Altro obiettivo del nuovo corso è il mantenimento dei livelli di occupazione. «Il movimento socialdemocratico si è sempre basato sul diritto al lavoro per tutti, anche se oggi si chiedono condizioni di salario e di sicurezza più flessibili», ha detto più volte negli ultimi mesi Mona Sahlin. Per lei, è assolutamente necessaria la riqualificazione permanente della forza lavoro per raggiungere l'obiettivo di un mercato del lavoro dinamico e capace di guardare anche alle esigenze delle imprese. La principale differenza con i conservatori sta nell'idea che non si debba smantellare e deprimere il settore pubblico.
(vagabondo)
Reinventare la libertà
L'altro tema della nuova avventura socialdemocratica è l'aggiornamento della lotta per le libertà. «Oggi la libertà ha nuovi limiti, che non sono le deduzioni fiscali. La libertà moderna è avere la possibilità di sfidare le norme, di crearsi le proprie e di non avere ostacoli nelle decisioni individuali pur salvaguardando il diritto all'uguaglianza della comunità di cui si fa parte», ha detto Mona Sahlin nel discorso programmatico dopo l'elezione a leader del suo partito. Ne consegue che il pervasivo stato svedese, inventato dai socialdemocratici in quanto a diritti e doveri, deve fare qualche passo indietro rispetto al detto made in Sweden «il welfare ti accompagna dalla culla alla tomba».
Un altro tema decisivo è quello di tingere sempre più di verde l'economia e il welfare per ottenere nuovi posti di lavoro. Lotta contro il cambiamento climatico, fine della dipendenza dai combustibili fossili entro il 2020, ricerca sulle fonti energetiche alternative, certificazione ambientale per tutte le produzioni industriali sono il perno della nuova piattaforma dei socialdemocratici.

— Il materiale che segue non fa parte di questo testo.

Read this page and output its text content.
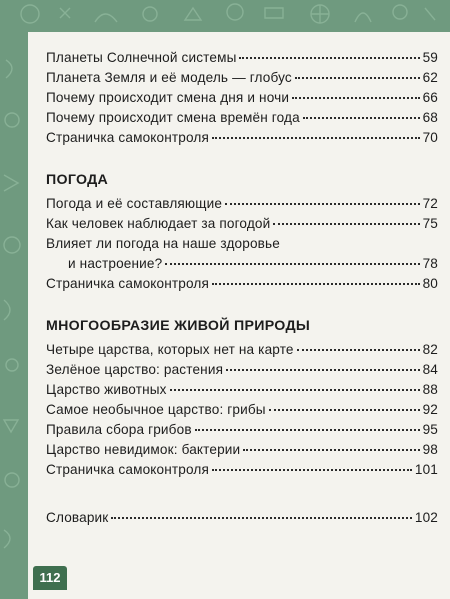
Планеты Солнечной системы	59
Планета Земля и её модель — глобус	62
Почему происходит смена дня и ночи	66
Почему происходит смена времён года	68
Страничка самоконтроля	70
ПОГОДА
Погода и её составляющие	72
Как человек наблюдает за погодой	75
Влияет ли погода на наше здоровье
и настроение?	78
Страничка самоконтроля	80
МНОГООБРАЗИЕ ЖИВОЙ ПРИРОДЫ
Четыре царства, которых нет на карте	82
Зелёное царство: растения	84
Царство животных	88
Самое необычное царство: грибы	92
Правила сбора грибов	95
Царство невидимок: бактерии	98
Страничка самоконтроля	101
Словарик	102
112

Infine, c'è il problema della democrazia nel partito. Mona Sahlin ha una netta convinzione: i tre governi consecutivi guidati da Persson avevano finito per far identificare il Sap con l'intero sistema politico. Da qui l'avvio di una discussione che ha costretto il partito a misurarsi con la sconfitta elettorale e con la perdita di appeal verso i settori più giovanili dell'elettorato. Per il rilancio del Sap, che resta un partito di massa con i suoi 125 mila iscritti, è ritenuto decisivo anche ritessere il tradizionale rapporto con il movimento sindacale (Lo), che in Svezia ha sempre costituito il più solido radicamento sociale ed elettorale dei socialdemocratici.
Il «modello svedese» dei tempi di Tage Erlander e Olof Palme, fatto di neutralismo attivo in politica estera e di uno stato sociale che si prefiggeva perfino il superamento della proprietà privata con le leve della democrazia economica e della democrazia sociale (il Piano Meidner), è irripetibile nella sua radicalità. Ma la «nuova avventura» avviata da Mona Sahlin è altrettanto ambiziosa: rimodellare il welfare senza abbatterlo, far uscire la Svezia dall'isolazionismo e dimostrare che Stoccolma non abbandona gli ideali socialdemocratici nella sua organizzazione sociale.